The following statement provides an example:
-- Create a table named src. 
create table src (c bigint, d string);
insert into table src values (1,100.1),(2,100.2),(3,100.3);
-- Call the my_add function. 
select my_add(c) from src;
-- The following result is returned. 
+------------+
| _c0        |
+------------+
| 2          |
| 3          |
| 4          |
+------------+

Function type parameters

When you call an SQL function, you can pass in built-in functions, UDFs, or other SQL functions. The following statement provides an example:
function add(@a BIGINT) as @a + 1;
function op(@a BIGINT, @fun function (BIGINT) returns BIGINT) as @fun(@a);
select op(key, add), op(key, abs) from values (1),(2) as t (key);

-- The following result is returned. 
+------------+------------+
| _c0        | _c1        |
+------------+------------+
| 2          | 1          |
| 3          | 2          |
+------------+------------+
In the example, two input parameters are specified for the OP function. @a specifies a value of the BIGINT type. @fun specifies a function whose input and output parameters are of the BIGINT type. The OP function passes @a to the function that is specified by @fun and then to the ADD and ABS functions for processing@a. For more information about the ABS function, see Mathematical functions.

Anonymous function parameters

You can pass parameters of the anonymous function type to anonymous functions when you call SQL functions. The following statement provides an example:
function op(@a BIGINT, @fun function (BIGINT) returns BIGINT) as @fun(@a);
select op(key, function (@a) as @a + 1) from values (1),(2) as t (key);
In the example, function (@a) as @a + 1 is an anonymous function. You do not need to specify a data type for the @a parameter. The compiler infers the data type of @a based on the parameter definition of the OP function.

Examples

Scenario: Convert the format of a date from yyyy-mm-dd to yyyymmdd.

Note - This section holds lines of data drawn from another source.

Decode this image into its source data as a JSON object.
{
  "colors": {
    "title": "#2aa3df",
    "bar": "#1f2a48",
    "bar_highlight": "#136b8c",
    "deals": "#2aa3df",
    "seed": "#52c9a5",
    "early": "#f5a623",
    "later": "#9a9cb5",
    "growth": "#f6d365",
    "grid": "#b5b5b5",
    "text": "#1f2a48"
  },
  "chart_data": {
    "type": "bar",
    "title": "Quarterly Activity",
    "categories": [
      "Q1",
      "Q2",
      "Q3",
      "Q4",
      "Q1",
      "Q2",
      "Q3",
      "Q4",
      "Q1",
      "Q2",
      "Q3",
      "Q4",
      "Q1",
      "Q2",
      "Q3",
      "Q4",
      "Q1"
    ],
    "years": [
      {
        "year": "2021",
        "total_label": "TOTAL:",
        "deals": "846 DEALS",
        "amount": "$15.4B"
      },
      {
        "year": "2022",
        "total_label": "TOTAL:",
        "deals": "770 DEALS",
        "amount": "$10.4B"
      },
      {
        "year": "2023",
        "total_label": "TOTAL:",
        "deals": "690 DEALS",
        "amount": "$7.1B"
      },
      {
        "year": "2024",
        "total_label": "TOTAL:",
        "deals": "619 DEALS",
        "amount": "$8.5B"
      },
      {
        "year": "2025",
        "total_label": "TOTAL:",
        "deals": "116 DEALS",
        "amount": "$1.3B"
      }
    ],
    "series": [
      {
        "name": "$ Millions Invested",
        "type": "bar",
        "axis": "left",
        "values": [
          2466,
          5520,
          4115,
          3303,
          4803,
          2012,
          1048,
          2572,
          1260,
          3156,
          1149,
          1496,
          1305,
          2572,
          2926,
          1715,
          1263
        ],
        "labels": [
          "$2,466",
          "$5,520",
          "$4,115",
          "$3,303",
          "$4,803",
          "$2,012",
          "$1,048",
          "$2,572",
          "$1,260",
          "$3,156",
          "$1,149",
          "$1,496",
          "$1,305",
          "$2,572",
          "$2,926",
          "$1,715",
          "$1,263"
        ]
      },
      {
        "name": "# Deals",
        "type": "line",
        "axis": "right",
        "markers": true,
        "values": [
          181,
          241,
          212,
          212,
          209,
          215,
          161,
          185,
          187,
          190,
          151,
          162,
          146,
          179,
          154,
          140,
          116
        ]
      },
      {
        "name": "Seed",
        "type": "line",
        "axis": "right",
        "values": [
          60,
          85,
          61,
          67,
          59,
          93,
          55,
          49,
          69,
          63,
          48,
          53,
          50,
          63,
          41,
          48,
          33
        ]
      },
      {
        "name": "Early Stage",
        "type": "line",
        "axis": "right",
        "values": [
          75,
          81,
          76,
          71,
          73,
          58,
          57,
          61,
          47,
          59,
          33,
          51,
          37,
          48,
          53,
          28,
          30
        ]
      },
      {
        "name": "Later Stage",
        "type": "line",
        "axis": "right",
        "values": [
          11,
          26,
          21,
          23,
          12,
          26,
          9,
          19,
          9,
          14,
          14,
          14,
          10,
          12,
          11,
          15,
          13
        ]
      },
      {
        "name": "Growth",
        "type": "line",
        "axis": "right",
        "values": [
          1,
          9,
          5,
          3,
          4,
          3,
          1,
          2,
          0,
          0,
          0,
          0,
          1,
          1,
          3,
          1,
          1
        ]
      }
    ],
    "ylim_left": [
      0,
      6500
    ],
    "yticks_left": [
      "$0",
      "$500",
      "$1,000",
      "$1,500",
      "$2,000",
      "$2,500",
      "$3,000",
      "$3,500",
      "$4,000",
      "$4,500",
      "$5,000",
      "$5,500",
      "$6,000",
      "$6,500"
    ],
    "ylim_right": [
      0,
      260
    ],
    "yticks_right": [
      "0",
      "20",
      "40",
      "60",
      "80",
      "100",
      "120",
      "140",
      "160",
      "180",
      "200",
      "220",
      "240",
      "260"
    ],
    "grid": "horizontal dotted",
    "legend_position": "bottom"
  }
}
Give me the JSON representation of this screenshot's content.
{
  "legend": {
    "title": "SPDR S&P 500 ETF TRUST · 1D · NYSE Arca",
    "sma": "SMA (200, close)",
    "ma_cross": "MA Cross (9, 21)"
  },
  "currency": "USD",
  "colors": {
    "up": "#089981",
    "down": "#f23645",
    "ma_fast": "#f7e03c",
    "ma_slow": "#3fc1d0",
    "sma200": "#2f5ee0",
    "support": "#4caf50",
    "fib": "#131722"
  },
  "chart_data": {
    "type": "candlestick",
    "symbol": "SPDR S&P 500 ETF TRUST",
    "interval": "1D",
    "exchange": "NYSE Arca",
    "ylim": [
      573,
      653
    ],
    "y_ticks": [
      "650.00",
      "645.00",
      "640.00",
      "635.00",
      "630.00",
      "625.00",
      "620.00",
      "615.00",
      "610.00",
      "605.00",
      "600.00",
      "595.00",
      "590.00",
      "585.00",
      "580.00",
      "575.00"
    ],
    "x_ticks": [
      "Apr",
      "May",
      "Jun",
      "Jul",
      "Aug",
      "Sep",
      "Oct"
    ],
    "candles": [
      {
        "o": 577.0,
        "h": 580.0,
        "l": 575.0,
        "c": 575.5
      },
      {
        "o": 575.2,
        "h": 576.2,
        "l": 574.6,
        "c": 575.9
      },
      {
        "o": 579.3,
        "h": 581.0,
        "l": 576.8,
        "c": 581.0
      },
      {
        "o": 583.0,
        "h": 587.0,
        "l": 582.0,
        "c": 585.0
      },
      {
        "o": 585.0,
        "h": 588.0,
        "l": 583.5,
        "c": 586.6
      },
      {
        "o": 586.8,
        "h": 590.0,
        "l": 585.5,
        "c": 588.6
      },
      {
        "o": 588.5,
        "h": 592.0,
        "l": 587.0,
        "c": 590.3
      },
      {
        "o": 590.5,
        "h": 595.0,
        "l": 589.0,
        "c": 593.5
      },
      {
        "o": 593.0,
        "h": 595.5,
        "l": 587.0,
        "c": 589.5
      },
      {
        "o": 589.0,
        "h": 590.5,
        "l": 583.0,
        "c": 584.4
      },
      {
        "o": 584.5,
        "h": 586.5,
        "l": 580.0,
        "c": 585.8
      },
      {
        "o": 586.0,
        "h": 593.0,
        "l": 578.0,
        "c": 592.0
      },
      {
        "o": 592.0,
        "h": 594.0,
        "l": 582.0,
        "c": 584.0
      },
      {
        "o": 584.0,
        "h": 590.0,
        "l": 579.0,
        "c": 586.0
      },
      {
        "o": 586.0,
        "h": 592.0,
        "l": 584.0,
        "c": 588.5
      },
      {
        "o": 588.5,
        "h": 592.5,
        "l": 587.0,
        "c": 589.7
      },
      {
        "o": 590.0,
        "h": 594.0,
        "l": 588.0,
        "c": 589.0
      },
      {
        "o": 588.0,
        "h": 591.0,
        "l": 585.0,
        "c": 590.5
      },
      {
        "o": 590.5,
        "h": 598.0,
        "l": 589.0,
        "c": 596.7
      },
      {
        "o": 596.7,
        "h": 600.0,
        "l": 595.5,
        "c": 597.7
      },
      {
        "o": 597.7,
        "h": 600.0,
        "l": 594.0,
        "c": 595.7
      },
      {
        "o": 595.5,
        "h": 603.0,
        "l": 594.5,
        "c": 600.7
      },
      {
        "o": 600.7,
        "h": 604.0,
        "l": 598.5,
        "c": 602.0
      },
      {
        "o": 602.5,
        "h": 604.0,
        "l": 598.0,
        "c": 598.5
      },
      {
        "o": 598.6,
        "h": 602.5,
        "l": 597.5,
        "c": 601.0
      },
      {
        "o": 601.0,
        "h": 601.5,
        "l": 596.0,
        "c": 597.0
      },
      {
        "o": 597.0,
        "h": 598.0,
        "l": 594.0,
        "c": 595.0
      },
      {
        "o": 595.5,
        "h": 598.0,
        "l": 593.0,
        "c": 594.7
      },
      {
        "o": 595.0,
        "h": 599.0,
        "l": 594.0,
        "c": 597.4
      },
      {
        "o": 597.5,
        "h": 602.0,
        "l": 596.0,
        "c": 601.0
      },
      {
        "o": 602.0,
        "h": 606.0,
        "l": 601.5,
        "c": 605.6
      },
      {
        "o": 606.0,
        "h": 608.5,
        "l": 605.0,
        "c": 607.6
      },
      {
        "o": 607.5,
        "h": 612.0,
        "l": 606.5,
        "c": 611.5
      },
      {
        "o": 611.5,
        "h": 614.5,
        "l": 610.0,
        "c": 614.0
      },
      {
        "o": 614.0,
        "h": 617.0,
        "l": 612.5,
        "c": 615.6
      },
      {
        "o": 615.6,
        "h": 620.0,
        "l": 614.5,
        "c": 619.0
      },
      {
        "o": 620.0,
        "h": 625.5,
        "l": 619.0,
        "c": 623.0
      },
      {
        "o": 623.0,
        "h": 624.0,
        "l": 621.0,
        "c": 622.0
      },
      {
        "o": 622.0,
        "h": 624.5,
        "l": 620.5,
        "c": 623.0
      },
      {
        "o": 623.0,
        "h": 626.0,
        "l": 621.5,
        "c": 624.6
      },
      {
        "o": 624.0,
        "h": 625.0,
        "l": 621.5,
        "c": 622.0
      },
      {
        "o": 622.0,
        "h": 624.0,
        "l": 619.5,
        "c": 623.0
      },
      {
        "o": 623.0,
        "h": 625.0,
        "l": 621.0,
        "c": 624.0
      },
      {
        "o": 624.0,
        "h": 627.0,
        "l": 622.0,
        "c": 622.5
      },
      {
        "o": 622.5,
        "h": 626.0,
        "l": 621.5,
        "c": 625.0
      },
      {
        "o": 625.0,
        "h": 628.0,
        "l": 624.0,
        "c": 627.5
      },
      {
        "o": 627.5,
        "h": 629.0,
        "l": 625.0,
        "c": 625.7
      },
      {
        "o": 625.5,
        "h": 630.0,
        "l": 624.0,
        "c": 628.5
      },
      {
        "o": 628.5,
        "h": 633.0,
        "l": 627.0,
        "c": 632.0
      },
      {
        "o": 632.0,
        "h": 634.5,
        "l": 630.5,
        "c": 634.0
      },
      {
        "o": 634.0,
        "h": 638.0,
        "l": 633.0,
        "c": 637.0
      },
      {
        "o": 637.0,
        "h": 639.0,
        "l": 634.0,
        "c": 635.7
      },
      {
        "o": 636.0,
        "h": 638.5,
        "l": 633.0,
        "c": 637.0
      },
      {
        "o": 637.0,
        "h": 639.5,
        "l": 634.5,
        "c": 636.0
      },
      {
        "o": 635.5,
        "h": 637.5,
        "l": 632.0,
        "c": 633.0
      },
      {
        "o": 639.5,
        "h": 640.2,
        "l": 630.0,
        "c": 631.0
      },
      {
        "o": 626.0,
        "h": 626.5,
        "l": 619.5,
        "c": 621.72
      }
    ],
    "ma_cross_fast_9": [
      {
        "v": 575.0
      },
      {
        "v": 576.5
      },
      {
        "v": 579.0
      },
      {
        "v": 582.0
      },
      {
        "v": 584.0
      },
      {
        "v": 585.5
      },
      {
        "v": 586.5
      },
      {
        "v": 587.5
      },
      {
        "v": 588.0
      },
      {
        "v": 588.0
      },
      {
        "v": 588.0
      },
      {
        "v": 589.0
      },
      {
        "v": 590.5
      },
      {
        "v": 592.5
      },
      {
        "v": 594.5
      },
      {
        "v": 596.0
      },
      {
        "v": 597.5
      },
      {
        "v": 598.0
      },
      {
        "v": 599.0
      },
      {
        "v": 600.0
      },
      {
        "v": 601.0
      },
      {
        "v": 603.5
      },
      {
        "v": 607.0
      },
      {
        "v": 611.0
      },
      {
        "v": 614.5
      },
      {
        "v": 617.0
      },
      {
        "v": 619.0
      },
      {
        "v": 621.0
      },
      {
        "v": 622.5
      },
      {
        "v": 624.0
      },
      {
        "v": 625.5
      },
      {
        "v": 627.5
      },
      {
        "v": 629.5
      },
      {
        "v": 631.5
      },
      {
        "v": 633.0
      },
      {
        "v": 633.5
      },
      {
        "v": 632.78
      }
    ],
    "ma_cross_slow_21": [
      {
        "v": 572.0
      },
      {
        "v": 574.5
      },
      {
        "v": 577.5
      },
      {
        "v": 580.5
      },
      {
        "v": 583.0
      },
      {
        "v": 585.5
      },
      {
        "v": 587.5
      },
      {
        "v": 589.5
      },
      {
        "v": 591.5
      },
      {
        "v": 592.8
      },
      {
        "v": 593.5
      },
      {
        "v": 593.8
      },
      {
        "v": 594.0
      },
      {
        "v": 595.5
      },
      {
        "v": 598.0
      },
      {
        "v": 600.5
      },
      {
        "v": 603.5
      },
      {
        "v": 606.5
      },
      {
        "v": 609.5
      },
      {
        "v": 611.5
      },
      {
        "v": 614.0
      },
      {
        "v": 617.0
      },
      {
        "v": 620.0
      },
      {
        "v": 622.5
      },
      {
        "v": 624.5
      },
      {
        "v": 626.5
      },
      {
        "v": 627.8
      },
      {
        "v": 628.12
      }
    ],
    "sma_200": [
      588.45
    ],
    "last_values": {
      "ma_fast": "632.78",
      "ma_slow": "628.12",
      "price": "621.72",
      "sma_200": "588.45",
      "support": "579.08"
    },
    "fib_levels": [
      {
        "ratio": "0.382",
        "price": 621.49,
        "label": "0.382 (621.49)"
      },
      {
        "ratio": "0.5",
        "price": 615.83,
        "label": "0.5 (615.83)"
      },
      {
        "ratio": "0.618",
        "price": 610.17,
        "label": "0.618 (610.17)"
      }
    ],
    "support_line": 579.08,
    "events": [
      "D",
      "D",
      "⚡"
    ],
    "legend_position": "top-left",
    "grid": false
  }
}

For example, the formats of the following dates need to be converted: 2020-11-21, 2020-1-01, 2019-5-1, and 19-12-1.

Solutions:
  • Solution 1: Use an SQL function. We recommend that you use this solution. The following statement shows an example:
    create sql function y_m_d2yyyymmdd(@y_m_d string) returns @yyyymmdd string
    as begin
        @yyyymmdd := concat(lpad(split_part(@y_m_d, '-', 1), 4, '0'), lpad(split_part(@y_m_d, '-', 2), 2, '0'), lpad(split_part(@y_m_d, '-', 3), 2, '0')) ;
    end;
    
    select y_m_d2yyyymmdd(d) from values('2020-11-21'),('2020-1-01'), ('2019-5-1'), ('19-12-1') t (d);
    The following result is returned:
    +------------+
    | _c0        |
    +------------+
    | 20201121   |
    | 20200101   |
    | 20190501   |
    | 00191201   |
    +------------+
  • Solution 2: Repeatedly call a function, which decreases the code reuse rate. Therefore, we recommend that you do not use this solution. The following statement shows an example:
    select concat(lpad(split_part(d, '-', 1), 4, '0'), lpad(split_part(d, '-', 2), 2, '0'), lpad(split_part(d, '-', 3), 2, '0')) from values('2020-11-21'),('2020-1-01'), ('2019-5-1'), ('19-12-1') t (d);
Note To write multiple SQL statements, you must use SQL in script mode. For more information, see Run MaxCompute SQL in script mode.